By April, Mathieson was in financial difficulties because two large creditors had defaulted on bills to him. He sold Gypsy (later to be wrecked off Cape Turnagain on 16 August 1849 when her master, Captain Thompson, ran her ashore in a gale), and pledged his assets to his unsecured creditors, to try to protect them from his bank, to which he had defaulted. He "embarked for China" on 14 May 1846, on the Alfred (Napper). It had reached Aneityum by the date of this letter, 11 June 1846. Three years later, the Alfred (by then owned by Paddon himself) would be wrecked on the reefs of Anelgauhat harbour, on 16 March 1849.

The letter suggests Mathieson was headed for Hong Kong or Singapore, but if he stopped in either place he did not stay long.

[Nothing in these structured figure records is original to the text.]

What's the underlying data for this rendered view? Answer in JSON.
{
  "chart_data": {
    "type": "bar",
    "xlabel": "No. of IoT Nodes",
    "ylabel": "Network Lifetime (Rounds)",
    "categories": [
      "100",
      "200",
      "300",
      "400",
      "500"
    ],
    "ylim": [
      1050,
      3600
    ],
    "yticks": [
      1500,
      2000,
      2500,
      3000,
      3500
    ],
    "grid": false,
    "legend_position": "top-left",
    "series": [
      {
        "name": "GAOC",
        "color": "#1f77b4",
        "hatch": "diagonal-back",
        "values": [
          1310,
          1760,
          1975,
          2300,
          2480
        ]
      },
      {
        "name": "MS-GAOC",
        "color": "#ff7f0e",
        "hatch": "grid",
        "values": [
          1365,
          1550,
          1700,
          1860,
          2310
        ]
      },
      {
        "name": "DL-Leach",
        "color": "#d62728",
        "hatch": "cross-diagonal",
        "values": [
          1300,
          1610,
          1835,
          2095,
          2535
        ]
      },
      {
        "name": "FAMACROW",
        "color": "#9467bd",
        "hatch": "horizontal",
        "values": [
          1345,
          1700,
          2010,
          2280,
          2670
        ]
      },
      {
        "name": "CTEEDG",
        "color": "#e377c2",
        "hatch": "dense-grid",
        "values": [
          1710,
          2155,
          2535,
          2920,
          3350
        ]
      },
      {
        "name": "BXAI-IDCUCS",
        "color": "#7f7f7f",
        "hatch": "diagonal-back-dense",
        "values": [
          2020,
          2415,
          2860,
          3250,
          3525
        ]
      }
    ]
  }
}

By 1847, he was back in Wellington, entering into a settlement with the New Zealand Company (which had sold him land to which it had no entitlement - a common feature of its dealings) and he settled in the little village of Waiwhetu at the northern head of the Wellington harbour, where he established a shipbuilding yard on the banks of the Waiwhetu stream.

In 1848 Mathieson built the last ship of which we know for certain, a 62', 45 ton schooner, Queen for the Hon. John Johnson, a merchant of Lambton Quay, Wellington, registered as No. 5 of 1848. Queen (Storey), was later wrecked at Poverty Bay in September 1850, when the wind shifted unexpectedly to the south east.

The shipbuilding business did not last because, in 1848/1849, the river silted up. Mathieson left New Zealand in 1850 and went to Geelong, near Melbourne, Australia, where his brother Robert was living. There are 1853/1854 advertisements in the 'Missing Friends' column of The Argus, the Melbourne newspaper, inserted by the post office, notifying them of the arrival of mail from Port Glasgow.